A personalized approach with a variant‐based risk stratification within the emerging field of surgicogenomics is needed. Integration of polygenic risk scores in clinical‐decision making should be encouraged.

Keywords: deep brain stimulation, genetic Parkinson's disease, motor outcome, non‐motor outcome, surgicogenomics


Deep brain stimulation (DBS) has been established in the management of Parkinson's disease (PD) in case of poor response to traditional dopamine‐based therapies. Although pharmacotherapy is the mainstay in the treatment of PD, there are patients suffering from medication‐refractory tremor or debilitating levodopa side effects such as motor fluctuations and dyskinesias. In these instances, DBS represents an alternative therapeutic strategy. Proper patient selection is paramount for successful DBS outcome and necessitates the identification of outcome predictors to refine clinical decision‐making.

Based on the available evidence to date, good candidates for DBS are younger patients with a satisfactory levodopa response but without (or with few) axial symptoms and optimally, without cognitive and psychiatric symptoms. 1 , 2 Albeit useful as a guidance, these criteria are not exhaustive and the surgical indication should be examined on a case‐by‐case basis. In this context, the influence of genetics on DBS outcome has become a topic of intense investigation as genetic markers can potentially be useful to predict the outcome more reliably. In the era of modern medicine, where high‐throughput sequencing techniques are readily available, the need to elucidate the role of genetic background in DBS response is more imperative than ever before.

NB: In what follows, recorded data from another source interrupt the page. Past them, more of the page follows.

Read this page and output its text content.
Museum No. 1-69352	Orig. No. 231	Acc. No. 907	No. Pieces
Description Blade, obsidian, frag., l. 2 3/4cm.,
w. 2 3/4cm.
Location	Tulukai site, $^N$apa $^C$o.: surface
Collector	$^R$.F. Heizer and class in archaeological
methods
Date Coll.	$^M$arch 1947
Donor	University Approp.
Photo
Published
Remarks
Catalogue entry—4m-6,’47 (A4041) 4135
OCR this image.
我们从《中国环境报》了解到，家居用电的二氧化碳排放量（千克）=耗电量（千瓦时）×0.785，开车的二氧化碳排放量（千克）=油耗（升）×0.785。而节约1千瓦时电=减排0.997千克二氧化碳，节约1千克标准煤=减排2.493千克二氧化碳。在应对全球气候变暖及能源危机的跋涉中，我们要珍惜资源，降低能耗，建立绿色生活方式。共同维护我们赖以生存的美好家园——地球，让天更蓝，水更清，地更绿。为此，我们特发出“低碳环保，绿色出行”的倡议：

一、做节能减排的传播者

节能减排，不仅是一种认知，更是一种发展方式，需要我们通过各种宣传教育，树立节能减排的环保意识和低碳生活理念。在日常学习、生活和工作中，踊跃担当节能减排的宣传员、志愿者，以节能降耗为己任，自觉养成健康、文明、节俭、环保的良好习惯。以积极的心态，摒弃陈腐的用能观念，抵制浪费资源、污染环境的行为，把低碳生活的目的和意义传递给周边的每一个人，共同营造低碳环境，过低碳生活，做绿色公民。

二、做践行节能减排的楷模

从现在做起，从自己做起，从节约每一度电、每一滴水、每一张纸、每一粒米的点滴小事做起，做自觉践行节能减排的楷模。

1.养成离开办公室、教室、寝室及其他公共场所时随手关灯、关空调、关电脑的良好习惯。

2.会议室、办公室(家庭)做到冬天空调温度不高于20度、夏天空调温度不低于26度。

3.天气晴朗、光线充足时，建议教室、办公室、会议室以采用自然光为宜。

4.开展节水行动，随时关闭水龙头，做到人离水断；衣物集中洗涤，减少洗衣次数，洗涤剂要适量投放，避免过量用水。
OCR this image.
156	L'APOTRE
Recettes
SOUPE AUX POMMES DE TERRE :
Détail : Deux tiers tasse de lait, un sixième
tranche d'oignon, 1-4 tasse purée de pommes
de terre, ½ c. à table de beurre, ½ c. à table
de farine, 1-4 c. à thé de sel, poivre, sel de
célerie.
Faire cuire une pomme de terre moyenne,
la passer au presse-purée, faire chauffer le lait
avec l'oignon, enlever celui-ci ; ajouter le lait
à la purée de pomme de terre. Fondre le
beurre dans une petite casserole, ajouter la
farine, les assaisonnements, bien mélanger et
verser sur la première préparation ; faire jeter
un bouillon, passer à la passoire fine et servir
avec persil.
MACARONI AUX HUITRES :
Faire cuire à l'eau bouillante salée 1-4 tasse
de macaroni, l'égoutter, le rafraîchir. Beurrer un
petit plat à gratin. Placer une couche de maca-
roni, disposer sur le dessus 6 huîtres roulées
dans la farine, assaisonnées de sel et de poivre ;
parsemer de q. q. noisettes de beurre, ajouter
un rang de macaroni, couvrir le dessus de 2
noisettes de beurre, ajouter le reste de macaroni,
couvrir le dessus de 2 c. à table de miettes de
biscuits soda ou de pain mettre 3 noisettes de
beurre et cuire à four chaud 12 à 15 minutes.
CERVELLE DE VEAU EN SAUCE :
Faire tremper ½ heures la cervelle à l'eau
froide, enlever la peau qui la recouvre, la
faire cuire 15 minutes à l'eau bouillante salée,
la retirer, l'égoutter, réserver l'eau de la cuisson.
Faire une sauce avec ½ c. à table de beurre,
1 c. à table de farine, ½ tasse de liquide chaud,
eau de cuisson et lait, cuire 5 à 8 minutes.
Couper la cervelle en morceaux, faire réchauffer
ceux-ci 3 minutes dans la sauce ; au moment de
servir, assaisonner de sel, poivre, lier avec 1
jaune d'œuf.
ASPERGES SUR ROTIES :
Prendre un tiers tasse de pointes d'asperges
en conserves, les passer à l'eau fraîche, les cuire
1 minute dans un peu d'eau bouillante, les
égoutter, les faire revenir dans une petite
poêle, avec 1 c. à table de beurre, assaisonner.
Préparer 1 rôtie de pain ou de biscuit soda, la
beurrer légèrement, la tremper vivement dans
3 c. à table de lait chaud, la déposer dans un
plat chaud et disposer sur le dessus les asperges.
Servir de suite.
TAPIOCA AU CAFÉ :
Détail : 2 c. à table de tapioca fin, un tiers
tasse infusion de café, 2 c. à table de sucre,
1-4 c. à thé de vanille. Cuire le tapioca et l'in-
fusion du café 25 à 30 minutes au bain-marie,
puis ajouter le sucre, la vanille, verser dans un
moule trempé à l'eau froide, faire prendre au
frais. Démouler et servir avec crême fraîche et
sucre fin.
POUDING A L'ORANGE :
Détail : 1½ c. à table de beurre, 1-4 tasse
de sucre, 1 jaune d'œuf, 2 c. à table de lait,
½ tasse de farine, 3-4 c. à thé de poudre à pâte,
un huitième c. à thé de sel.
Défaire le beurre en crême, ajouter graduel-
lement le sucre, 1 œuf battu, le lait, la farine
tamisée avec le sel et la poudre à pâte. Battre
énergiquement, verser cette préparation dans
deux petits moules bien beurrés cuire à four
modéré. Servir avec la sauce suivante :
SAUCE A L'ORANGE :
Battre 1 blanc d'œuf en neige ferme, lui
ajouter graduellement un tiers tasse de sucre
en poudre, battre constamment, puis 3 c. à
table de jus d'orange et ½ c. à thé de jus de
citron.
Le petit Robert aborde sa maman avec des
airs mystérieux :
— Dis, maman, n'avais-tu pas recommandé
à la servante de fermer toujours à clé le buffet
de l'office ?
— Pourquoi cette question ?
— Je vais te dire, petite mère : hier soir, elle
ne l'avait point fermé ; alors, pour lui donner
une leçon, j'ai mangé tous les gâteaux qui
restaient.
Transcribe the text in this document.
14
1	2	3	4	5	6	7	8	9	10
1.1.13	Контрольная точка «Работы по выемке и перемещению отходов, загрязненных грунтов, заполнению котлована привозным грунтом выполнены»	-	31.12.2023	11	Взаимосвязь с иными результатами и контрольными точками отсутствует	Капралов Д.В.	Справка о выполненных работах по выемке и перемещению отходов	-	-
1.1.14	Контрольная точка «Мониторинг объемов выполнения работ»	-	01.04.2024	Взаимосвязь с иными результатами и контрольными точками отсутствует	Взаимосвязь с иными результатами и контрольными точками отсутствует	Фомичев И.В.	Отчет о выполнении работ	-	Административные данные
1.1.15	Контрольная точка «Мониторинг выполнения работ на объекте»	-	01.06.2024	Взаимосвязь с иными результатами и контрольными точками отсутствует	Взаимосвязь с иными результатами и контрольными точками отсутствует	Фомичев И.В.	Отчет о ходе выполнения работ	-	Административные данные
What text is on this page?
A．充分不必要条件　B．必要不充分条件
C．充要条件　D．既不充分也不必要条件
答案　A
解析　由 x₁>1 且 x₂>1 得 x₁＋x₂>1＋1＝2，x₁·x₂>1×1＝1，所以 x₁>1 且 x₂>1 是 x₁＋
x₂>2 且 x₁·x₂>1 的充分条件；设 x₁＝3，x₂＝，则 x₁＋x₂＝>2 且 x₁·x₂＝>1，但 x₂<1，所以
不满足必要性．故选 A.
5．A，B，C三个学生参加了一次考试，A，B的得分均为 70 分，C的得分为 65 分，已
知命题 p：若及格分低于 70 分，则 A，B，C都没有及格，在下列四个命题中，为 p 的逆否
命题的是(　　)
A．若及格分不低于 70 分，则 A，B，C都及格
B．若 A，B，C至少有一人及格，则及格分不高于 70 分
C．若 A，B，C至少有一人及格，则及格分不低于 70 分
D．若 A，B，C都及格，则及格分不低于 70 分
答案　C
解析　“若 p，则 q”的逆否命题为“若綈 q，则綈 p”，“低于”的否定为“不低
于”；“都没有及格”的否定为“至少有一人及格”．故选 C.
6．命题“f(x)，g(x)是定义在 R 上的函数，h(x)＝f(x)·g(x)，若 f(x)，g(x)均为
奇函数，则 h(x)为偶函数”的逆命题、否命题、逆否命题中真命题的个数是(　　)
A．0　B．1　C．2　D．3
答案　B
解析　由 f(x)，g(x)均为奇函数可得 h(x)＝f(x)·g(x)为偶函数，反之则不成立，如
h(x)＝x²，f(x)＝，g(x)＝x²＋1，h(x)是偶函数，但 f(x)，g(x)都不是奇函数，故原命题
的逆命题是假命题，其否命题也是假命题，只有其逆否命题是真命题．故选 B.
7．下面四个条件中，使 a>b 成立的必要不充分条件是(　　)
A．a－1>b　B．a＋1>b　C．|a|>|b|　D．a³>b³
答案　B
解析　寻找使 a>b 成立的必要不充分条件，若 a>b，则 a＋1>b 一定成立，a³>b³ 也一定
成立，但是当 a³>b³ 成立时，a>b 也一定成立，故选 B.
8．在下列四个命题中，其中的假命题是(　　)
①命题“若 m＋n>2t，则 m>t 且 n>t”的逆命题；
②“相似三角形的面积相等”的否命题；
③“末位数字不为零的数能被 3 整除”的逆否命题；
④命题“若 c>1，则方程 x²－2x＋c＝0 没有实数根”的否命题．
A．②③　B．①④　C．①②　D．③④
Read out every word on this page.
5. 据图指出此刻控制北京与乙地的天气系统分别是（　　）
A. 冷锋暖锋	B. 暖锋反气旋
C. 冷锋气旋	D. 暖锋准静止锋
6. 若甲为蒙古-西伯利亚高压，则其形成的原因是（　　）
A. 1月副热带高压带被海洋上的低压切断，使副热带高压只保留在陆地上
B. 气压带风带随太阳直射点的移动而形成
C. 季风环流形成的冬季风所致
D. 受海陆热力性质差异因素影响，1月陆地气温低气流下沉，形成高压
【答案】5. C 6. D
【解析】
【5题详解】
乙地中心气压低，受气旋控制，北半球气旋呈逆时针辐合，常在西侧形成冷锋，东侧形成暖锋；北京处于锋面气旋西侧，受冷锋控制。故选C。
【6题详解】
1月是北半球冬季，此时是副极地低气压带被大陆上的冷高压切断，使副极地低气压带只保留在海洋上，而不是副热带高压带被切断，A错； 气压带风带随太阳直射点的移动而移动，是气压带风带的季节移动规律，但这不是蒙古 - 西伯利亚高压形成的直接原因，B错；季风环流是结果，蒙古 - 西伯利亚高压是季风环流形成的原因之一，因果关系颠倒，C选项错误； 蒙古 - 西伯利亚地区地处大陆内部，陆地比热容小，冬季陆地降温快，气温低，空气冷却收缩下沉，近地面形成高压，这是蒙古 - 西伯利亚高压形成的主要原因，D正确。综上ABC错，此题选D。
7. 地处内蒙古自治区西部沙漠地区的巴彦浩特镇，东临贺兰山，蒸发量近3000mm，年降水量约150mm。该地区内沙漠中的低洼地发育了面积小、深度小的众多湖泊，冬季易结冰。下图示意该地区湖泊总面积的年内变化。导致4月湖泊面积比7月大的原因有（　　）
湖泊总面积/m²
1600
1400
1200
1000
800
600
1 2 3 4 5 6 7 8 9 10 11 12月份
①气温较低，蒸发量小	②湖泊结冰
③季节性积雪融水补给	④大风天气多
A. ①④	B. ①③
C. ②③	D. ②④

The most important genes that have been related to genetic forms of PD comprise LRRK2, GBA, PRKN, SNCA, PINK‐1, DJ‐1 and VPS35. 3 , 4 Across genetic PD (gPD) forms, there are differences in terms of pathophysiology as well as clinical manifestations and efforts are being undertaken to establish genotype‐driven therapeutic approaches. 5 , 6 With regard to DBS, it still remains obscure if the genetic make‐up can indeed have an impact on the outcome. Finding the answer is cumbersome due to the low number of mutant carriers, given that gPD comprises 5–10% of total PD cases. 7 Hence, evidence synthesis is of particular importance to address this question.

In preceding reviews a rather descriptive analysis was performed and robust conclusions could not be drawn. 8 , 9 , 10 One study solely implemented a quantitative approach focusing on DBS of the subthalamic nucleus (STN‐DBS) 11 and pointed towards comparable results in carriers of LRRK2, GBA, PRKN and idiopathic PD (iPD) cases. Nevertheless, the gene panel was restricted to these three common genes. Apart from the motor outcome, pharmacological and cognitive sequelae were also addressed. Yet, the quantitative synthesis was only performed with the motor and pharmacological data.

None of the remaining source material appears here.